Олег, слушавший внимательно, вдруг остановил взгляд на женщине и лицо у него стало тревожно-растерянным. Копылов замолчал и тоже скосил глаза на соседку.
Она сидела все так же прямо, все так же держа на коленях руки со сцепленными белыми и гладкими пальцами, одно из которых охвачено было широким золотым кольцом, но теперь по ее щекам скатывались крупные прозрачные слезы. Плотно сжатые губы женщины вздрогнули, запрыгал круглый подбородок. Она, не выдержав, всхлипнула, закрыла лицо ладонями и уронила голову. Ее плечи тряслись.
Приятели переглянулись.
— Вам плохо? — строго спросил Копылов.
— Нет, нет… Извините, ничего… Это я так, спасибо! — отозвалась женщина.
Олег задумчиво теребил бороду. Потом встал, снял с полки свой портфель и вынул из него румяное крупное яблоко.
— Возьмите, пожалуйста!
Пассажирка подняла мокрое лицо, взглянула на яблоко, потом на Олега.
— Знаете, не откажусь!
Надкусила и стала жевать, уставившись взглядом в какую-то точку. Вдруг она улыбнулась.
— Какое сладкое!.. — взглянув благодарно в глаза Олегу, она продолжала: — Прямо удивительно, как все точно повторилось! Ведь у меня уже был такой случай, честное слово! В детстве. Все точно так же… Я плакала. Уж не помню, кто меня обидел, только ревела на всю улицу. А прохожий дал мне яблоко. Вот такое же точно сладкое яблоко. Почему?

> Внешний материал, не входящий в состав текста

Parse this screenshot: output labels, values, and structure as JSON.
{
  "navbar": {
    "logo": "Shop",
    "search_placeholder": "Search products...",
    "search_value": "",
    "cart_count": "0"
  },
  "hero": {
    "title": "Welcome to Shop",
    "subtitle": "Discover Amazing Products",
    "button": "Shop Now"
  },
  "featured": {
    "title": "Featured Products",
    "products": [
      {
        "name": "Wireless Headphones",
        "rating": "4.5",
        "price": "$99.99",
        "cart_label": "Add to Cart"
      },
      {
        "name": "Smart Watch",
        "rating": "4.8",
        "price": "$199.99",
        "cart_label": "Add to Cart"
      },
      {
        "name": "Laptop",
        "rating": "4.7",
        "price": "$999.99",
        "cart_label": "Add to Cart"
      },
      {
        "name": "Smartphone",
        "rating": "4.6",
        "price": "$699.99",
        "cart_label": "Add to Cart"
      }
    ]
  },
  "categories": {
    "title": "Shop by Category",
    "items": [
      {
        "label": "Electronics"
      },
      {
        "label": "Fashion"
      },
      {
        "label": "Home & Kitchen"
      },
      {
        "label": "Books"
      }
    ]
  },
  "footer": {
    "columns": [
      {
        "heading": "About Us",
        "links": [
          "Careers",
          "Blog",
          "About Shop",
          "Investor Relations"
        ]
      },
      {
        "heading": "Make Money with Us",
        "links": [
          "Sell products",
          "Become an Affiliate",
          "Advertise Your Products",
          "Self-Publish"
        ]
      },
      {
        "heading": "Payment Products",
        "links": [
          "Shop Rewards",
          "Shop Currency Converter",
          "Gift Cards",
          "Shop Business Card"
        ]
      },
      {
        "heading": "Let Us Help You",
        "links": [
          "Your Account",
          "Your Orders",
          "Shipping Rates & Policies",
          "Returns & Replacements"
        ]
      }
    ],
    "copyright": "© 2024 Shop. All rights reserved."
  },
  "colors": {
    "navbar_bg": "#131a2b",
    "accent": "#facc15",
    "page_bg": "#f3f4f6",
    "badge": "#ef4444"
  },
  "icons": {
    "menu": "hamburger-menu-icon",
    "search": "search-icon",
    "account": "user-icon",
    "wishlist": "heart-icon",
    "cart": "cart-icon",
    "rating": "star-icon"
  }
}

Олег улыбнулся и пожал плечами. Женщина засмеялась и продолжала:
— Нет, это просто смешно! Сижу в электричке и реву как дуреха. Из-за какого-то пустяка… Видно, нервы разгулялись: вот вертится в голове одно и то же!..
— Теперь-то кто вас обидел, можно узнать? — спросил Олег.
История, случившаяся с его соседкой в зале ожидания Киевского вокзала, оказалась банальной. Женщина эта, калужанка, рано утром приехала в Москву за покупками. Истратив все деньги, вернулась на вокзал и села отдохнуть в зале ожидания, поскольку до отправления поезда было еще порядочно. За ее спиной шумела, споря, ватага призывников — головы у всех стриженые, серые, как репейники. «Почему они так возбуждены?» — спросила женщина у соседа — солидного, с седыми висками мужчины в белых брюках и тенниске. «Да за газировкой просятся. А сержанты боятся их растерять, не пускают!» — объяснил мужчина. Женщина вызвалась помочь; с большой бутылкой, которая нашлась у призывников, отправилась к киоску за газированной водой. А свои вещи — две сумки, большую (она показала взглядом на полку) и еще маленькую (ну, знаете, обычная женская сумка, белая, с замочком), оставила под присмотр гражданину в тенниске (лет под пятьдесят ему — вполне приличного вида). Пока стояла в очереди да пока продавец наливала стаканом в бутылку воду, прошло минут десять, не больше. И вот когда вернулась, то не обнаружила ни гражданина с седыми висками, ни своей белой сумки… Узнавшие про ее беду ребята-призывники обыскали весь вокзал (тут уж сержанты позволили), но бесполезно…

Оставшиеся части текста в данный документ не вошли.